James Abney, Founder

Hi. I’m James.

I love God and the Church and want to do my part, in whatever small way I can, to help others grow in Biblical literacy. I’ve studied and read Greek for nearly twenty years now and hope to help you learn to read and enjoy the Greek New Testament for yourself.

In my undergraduate years as an engineering student, I got into a rowdy Bible study with some friends where we debated theology for hours every week. None of us knew what we were talking about, but it forced me to dive into Scripture more deeply, and it’s where I developed my love for the Word, which planted a seed that eventually led me to attend seminary in my early thirties. While I loved all the courses I took, the language classes were my favorite. In 2013, I graduated summa cum laude with a master’s degree in exegetical theology from Covenant Theological Seminary. One of the first things I promised myself was that I would keep up with my language skills.

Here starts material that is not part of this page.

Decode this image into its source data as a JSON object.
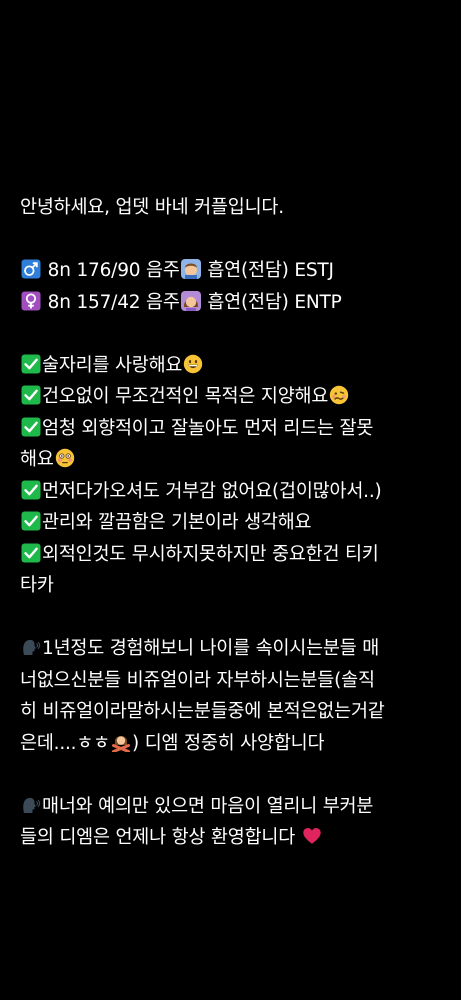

As time passed and life got busier, I found myself losing the small amount of Greek and Hebrew I had worked so hard to gain, and even reading easier passages was slow and difficult work. As you may have read on the Learning Approach page, one frustration I had with seminary language courses is that we didn’t learn enough to read the Scriptures in the original without significant help. This isn’t the fault of seminaries; this model dates to a time when students were expected to enter already fluent in Greek. And frankly, there isn’t enough time to thoroughly learn the languages with all the other demands on students’ time. But I dreamed of being able to open the Greek New Testament and see the words, as they were originally written, come to life, and to share that with others.

That’s why I’ve spent the last couple of years creating FluentGreek. Technology allows us to improve our language learning approach and will hopefully free up seminary students to spend more time on their core mission instead of on preparatory coursework. And for the rest of us, this approach provides the tools to build fluency that will make reading much of the Greek New Testament a realistic goal, and a worthwhile pursuit.